If you are responsible for organizing meetings in your organization, please consider the following questions in your planning.

  1. What is the purpose of the meeting? If there is no clearly understood and compelling purpose to hold a meeting, send an email update instead. Meetings with a purpose to inform only are not usually worth the time. Include the purpose in the electronic meeting invite to help your colleagues prepare. (More on the topic of agenda preparation also coming in a future issue.)

    Daily standup meetings or regular staff meetings likely have a consistent purpose, but it is still worth the time to think carefully about, articulate, and get agreement on that purpose as a strategy to make sure everyone is pulling in the same direction.
  2. What is the best format for the meeting?
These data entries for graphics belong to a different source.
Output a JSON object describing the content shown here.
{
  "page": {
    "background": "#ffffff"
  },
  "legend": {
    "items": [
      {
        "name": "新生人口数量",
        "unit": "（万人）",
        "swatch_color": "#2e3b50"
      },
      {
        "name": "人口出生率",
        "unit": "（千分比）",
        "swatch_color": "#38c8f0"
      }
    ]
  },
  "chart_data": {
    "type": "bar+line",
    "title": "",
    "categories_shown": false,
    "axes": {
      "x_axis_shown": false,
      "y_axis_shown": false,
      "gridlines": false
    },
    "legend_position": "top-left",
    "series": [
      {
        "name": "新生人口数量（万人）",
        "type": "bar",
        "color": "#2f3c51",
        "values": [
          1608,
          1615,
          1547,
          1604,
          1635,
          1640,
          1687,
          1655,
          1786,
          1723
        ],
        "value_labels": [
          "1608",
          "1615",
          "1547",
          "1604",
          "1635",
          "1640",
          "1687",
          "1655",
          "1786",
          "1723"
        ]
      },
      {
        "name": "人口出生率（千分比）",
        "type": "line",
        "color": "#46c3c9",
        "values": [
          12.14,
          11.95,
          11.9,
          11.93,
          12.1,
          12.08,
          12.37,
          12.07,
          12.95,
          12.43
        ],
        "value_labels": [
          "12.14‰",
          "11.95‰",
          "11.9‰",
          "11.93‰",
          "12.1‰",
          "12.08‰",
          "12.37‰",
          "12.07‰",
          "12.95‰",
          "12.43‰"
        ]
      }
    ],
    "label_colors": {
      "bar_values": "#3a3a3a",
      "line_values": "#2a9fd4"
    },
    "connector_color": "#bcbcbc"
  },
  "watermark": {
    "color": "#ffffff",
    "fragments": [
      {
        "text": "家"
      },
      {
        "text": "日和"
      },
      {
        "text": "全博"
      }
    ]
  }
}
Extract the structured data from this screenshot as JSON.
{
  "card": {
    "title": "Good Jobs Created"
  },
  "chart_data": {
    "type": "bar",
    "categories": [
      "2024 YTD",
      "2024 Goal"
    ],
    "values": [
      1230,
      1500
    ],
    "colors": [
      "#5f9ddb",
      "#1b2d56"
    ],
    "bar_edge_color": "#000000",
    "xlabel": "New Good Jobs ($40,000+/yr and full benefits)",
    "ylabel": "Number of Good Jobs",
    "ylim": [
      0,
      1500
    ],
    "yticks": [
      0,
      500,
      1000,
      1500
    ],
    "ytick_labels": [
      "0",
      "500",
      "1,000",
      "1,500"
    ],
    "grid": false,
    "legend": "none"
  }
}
Does the meeting require face-to-face communication and participation for its purpose to be achieved? If not, a virtual meeting or conference call may be a more efficient use of everyone’s time. And, of course, in our current Covid situation and with distributed work teams, virtual meetings may be the norm in your organization. If it is a small enough group and the space or weather allows, consider a walking meeting occasionally to generate some new energy.
  3. Who needs to attend? Review your meeting purpose and outcomes (see issue #2 for information about creating effective meeting outcomes) and make sure you have people with the information and authority to achieve the outcomes. Having extra people attend just in case they are needed is rarely a good use of employee time.

Having a meaningful purpose is just a start, but I wouldn’t want to attend a meeting without one.

A Thought To Ponder #

To go fast, go alone. To go far, go together.